On a daily basis, LNG feedgas was on track to hit a record 16.5 bcfd on Thursday, topping the prior all-time daily high of 16.4 bcfd on Wednesday.

The LNG daily feedgas record occurred as flows to Venture Global’s 3.2-bcfd Plaquemines LNG export plant under construction in Louisiana were on track to hit record highs of 1.6 bcfd from Wednesday to Friday.

The U.S. became the world’s biggest LNG supplier in 2023, surpassing Australia and Qatar, as surging global prices fed demand for more exports, due partly to supply disruptions and sanctions linked to Russia’s 2022 invasion of Ukraine.

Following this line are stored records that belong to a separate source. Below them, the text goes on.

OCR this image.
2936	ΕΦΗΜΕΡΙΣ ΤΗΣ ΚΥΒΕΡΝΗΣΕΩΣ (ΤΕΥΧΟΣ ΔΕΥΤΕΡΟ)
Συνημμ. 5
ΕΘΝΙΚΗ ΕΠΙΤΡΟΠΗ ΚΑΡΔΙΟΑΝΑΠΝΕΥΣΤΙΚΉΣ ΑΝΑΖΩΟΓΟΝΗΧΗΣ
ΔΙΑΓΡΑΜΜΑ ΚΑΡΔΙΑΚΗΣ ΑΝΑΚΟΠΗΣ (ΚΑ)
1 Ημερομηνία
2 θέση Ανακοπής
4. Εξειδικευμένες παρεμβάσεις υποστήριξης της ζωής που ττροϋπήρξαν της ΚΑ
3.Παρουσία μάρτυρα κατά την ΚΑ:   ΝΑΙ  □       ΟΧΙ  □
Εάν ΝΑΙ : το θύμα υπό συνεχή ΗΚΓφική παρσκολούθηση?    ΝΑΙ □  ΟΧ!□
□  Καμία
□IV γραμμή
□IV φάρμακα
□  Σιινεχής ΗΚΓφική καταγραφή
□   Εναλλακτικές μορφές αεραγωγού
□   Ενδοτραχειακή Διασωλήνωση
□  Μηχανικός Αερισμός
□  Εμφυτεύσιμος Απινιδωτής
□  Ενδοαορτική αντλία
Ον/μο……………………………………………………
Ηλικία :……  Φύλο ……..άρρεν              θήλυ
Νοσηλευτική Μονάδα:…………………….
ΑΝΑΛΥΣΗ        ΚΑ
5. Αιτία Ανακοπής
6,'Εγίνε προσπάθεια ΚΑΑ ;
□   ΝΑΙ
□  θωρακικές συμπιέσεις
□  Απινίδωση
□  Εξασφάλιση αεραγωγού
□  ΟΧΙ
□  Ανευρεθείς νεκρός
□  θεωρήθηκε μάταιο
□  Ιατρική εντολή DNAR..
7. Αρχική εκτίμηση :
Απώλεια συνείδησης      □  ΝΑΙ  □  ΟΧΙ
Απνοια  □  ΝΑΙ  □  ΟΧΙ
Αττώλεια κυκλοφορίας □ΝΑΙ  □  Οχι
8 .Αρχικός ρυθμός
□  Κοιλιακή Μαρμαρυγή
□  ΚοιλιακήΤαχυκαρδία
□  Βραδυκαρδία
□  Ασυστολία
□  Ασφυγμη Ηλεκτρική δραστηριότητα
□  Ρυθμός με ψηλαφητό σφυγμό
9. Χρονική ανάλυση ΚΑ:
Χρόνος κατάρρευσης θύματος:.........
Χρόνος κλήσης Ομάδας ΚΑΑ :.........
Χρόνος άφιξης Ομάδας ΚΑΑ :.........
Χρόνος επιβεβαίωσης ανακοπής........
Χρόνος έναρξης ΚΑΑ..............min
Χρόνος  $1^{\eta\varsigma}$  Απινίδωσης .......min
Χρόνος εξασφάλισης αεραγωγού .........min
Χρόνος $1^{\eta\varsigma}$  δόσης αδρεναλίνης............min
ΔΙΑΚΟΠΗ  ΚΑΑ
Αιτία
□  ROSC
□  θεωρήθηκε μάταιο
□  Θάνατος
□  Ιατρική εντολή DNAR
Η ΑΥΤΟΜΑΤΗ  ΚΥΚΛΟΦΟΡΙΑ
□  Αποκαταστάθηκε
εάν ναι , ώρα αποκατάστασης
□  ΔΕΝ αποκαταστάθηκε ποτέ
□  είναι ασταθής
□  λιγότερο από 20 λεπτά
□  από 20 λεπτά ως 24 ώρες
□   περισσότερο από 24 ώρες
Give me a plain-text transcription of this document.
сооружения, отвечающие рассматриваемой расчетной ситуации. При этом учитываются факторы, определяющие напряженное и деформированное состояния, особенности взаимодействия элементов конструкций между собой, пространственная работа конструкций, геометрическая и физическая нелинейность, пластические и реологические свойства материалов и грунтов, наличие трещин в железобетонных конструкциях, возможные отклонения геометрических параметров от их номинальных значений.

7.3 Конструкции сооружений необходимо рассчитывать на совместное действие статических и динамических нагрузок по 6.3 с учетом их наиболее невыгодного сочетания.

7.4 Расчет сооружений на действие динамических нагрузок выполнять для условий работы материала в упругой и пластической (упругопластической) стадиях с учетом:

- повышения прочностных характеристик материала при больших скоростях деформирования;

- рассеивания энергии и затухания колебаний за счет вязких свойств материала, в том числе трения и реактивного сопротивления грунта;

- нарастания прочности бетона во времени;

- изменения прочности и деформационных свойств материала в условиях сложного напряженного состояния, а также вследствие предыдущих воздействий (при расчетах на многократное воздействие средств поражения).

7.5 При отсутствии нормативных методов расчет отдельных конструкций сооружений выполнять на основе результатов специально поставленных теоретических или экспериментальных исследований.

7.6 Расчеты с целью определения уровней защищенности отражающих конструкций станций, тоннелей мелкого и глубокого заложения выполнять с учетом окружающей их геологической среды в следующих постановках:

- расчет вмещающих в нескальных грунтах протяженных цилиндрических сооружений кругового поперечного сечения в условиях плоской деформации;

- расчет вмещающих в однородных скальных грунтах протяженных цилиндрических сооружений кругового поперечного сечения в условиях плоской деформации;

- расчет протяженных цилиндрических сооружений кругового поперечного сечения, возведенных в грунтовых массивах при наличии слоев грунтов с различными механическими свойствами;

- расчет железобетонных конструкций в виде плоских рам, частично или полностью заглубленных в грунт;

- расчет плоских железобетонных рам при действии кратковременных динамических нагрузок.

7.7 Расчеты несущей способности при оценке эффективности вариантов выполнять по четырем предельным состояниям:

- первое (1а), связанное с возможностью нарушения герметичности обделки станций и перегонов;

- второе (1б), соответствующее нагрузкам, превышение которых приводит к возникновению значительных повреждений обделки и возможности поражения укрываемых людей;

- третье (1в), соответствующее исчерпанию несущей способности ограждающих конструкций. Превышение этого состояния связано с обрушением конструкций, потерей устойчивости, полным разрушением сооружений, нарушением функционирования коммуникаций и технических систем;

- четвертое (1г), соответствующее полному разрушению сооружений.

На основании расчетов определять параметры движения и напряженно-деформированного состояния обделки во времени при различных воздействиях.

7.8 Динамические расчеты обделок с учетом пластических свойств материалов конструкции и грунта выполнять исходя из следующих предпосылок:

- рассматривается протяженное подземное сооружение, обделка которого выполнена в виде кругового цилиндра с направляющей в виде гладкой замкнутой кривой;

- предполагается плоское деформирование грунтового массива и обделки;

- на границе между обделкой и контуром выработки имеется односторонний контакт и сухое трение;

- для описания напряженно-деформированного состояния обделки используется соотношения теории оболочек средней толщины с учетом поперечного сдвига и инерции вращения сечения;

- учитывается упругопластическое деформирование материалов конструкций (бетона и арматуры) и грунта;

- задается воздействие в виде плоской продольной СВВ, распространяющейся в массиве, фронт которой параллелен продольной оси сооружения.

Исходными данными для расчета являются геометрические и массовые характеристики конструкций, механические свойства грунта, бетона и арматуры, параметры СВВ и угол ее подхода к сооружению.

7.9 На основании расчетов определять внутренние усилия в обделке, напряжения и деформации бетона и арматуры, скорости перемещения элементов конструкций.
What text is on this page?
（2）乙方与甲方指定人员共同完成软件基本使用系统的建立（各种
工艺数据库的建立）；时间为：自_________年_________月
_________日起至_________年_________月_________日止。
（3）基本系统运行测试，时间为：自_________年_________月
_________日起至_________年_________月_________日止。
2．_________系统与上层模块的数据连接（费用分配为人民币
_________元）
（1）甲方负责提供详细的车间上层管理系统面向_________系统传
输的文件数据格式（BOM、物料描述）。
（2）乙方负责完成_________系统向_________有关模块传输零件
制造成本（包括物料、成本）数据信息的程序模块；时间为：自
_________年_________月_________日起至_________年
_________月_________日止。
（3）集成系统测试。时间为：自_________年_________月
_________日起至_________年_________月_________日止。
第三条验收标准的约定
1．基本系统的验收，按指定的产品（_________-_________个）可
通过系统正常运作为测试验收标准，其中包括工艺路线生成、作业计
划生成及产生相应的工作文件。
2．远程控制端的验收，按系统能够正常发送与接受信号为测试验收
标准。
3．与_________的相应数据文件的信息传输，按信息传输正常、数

Gas was trading at around $15 per mmBtu at the Dutch Title Transfer Facility (TTF) benchmark in Europe and $14 at the Japan Korea Marker (JKM) benchmark in Asia.

Despite efforts by U.S. President Donald Trump to end the war in Ukraine, which some analysts say could free up some Russian energy exports, the European Union said it will seek more gas from countries including the U.S. to replace Russian supplies, and expand renewable energy faster to cut its overall reliance on the fuel.

The EU has pledged to quit Russian fossil fuels by 2027 in response to Moscow’s invasion of Ukraine.